- Born: 19 August 1877 St. George's, Bermuda
- Died: 5 June 1952 (aged 74)
- Occupation: Naturalist
- Known for: Co-describing the Bermuda petrel (1916); breeding Galapagos tortoises and penguins in captivity
- Spouse: Hilda Higinbotham
- Children: Louis Mowbray

= Louis L. Mowbray =

Louis Leon Arthur Mowbray (19 August 1877, St. George's, Bermuda - 5 June 1952) was a Bermudian naturalist.

==Life==
Mowbray was the only son of schoolteacher William Mowbray and his wife Mary Ann Brown. His father emigrated from Louisiana to Bermuda Island in 1870. In 1906, he observed a live Bermuda petrel of which he wrote the scientific description in 1916 together with John Treadwell Nichols. In 1907, he married Hilda Higinbotham. Their son Louis Mowbray rediscovered the Bermuda petrel in 1951 together with Robert Cushman Murphy and David B. Wingate.

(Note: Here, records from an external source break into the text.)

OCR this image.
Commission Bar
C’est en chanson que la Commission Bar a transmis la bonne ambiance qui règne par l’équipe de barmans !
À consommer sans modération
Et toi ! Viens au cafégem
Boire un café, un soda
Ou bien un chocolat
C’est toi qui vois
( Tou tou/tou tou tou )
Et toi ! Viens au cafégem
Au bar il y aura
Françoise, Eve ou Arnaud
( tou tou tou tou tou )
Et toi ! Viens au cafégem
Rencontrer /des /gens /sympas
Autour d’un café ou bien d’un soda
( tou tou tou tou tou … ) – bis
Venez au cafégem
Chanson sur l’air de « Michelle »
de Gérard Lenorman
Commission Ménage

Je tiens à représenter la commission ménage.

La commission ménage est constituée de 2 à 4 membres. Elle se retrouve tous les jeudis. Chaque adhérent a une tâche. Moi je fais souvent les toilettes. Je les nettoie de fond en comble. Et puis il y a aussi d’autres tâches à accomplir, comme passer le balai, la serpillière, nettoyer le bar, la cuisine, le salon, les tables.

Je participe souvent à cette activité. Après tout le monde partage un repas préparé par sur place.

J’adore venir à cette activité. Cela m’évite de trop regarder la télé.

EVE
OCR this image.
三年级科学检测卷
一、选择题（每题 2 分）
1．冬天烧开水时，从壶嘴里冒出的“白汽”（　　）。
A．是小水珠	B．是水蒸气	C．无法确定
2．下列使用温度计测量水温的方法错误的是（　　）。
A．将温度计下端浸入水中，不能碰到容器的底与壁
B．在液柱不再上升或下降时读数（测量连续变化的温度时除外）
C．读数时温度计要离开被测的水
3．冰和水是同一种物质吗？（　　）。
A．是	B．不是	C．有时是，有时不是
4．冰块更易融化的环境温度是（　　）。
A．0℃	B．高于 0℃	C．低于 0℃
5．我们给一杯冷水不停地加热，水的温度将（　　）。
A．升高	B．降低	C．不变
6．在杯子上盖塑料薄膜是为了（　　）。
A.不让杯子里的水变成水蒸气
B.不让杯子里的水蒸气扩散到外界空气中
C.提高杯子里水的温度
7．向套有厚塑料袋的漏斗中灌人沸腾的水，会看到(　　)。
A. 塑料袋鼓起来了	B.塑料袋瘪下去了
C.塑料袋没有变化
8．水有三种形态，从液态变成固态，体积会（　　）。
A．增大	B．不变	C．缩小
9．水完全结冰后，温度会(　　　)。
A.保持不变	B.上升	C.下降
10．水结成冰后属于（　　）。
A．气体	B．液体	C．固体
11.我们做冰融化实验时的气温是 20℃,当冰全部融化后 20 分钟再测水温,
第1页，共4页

Louis Leon Arthur Mowbray was hired by the Bermuda Natural History Society as director for Bermuda's first aquarium. He ran the aquarium until 1911. In 1911, he became director of the South Boston Aquarium which he ran for three years. In 1914, he became superintendent of the New York Aquarium. Between 1919 and 1923 he spent in Miami where he built up and ran a new aquarium. In 1923, he rejoined the staff of the New York Aquarium and in 1926 he returned to Bermuda.

In 1928 he became director of the Bermuda Aquarium, Museum and Zoo which he ran until 1944.

Mowbray successfully bred the first Galapagos tortoises and Galapagos penguins in captivity.

In 1943, a stroke left him partially paralysed. He quit as curator in 1944 and was succeeded by his son Louis.

On 5 June 1952, he died at the age of 74.